While it was no surprise to see Berkshire dump the airlines, we were shocked to see that Buffett stopped buying back Berkshire's shares on March 10 and didn't repurchase any of the company's common stock between then and the end of April. Our general feeling has been that with cash reserves being guarded, distressed opportunities few and far between, and many of Berkshire's stock holdings either struggling with the COVID-19 pandemic or subsequent shutdown/recession, the best option for the company's excess cash may be Berkshire's own common stock.

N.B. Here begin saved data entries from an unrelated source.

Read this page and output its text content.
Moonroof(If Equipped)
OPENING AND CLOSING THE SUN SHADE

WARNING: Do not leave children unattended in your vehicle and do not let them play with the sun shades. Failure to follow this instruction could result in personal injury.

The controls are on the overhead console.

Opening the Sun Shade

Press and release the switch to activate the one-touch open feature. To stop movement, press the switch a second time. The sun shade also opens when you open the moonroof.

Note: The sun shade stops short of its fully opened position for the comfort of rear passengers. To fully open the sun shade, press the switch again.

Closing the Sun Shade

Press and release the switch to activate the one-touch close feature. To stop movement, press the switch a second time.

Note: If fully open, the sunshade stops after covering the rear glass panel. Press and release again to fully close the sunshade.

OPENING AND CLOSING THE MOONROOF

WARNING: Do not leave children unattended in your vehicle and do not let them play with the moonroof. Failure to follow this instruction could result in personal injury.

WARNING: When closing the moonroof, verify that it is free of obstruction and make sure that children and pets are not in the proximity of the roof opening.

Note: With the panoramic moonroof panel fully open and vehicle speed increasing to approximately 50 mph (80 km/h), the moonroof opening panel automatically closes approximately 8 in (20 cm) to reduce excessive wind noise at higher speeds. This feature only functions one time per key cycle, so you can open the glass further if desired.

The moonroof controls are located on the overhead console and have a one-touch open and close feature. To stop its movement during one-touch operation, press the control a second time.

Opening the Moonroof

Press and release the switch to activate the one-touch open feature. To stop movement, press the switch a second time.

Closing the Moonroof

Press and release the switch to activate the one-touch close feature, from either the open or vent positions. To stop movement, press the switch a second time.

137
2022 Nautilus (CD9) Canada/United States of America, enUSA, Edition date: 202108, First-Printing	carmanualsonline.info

Greggory Warren, CFA, is a financial services sector strategist for Morningstar. This article is general information and does not consider the circumstances of any investor.

Surprises from Berkshire's Annual Meeting

Click on the image of Gregg Warren to hear his reactions to Buffett's presentation.

 

8 Comments
Jim Simpson
May 14, 2020

Interesting that Berkshire have dumped airline shares.
My memory is that one of Warren Buffet's rules of investing was " never invest in airlines". He backed this up by saying that occasionally, in the middle of the night, he woke up with an idea that he should invest in airlines but he had a 1800 number that he rang and was talked out of it by a counsellor.

Chris
May 07, 2020

Buffett doesn't need to do anything at this stage of his life, he literally will be the person that captures essence of the phrases "he who dies with the most toys, wins" and "When Alexander saw the breadth of his domain, he wept for there were no more worlds to conquer.". There's nothing else to do now, even he has said that when he dies it's all going in an S&P500 index fund.

Not buying anything is probably due to two reasons: (1) at his age, he's probably gone all risk-averse and not wanting to make a mistake right at the end that people will remember him for more than what he did before it and (2) there is nothing to buy at the current prices that is attractive enough.

Sure, there might be something out there but people always want something for even cheaper than is being offered to them, even if it is a good price.

Alfa123
May 09, 2020

Buffett thinks like a businessman first and investor later.

Chris
May 14, 2020

Why are the two concepts separate ?

Alan Moffett
May 21, 2020

A business man cares about health of business on a long term basis ahead of financial rewards. A modern day investor in reality is a speculator who is more interpreted in the price action of security. He is not interested in overall business health, wants to make make quick buck and move on to next security.

This is the main difference between Warren Buffett and an average investor.

david
May 07, 2020

Very surprised with the airline purchase due to the majority of airlines around the world not making profits in the good times. No moat businesses as well.

Thurston Howell, IV.
May 07, 2020

Pretty sure it wasn't Buffett's idea to ever own airlines, rather his upcoming guys Todd and Ted. These worked well, until they didn't. When things went as they did, and future prospects and costs unknown, it was time to bail out, in full, as they don't like minority holdings. As usual, he bares full responsibilty, so you won't hear him blaming his juniors if my theory is right.

CC
May 07, 2020

I was shocked that Buffett ever bought airline stocks in the first place !!
That's something in the past he said he'd never do.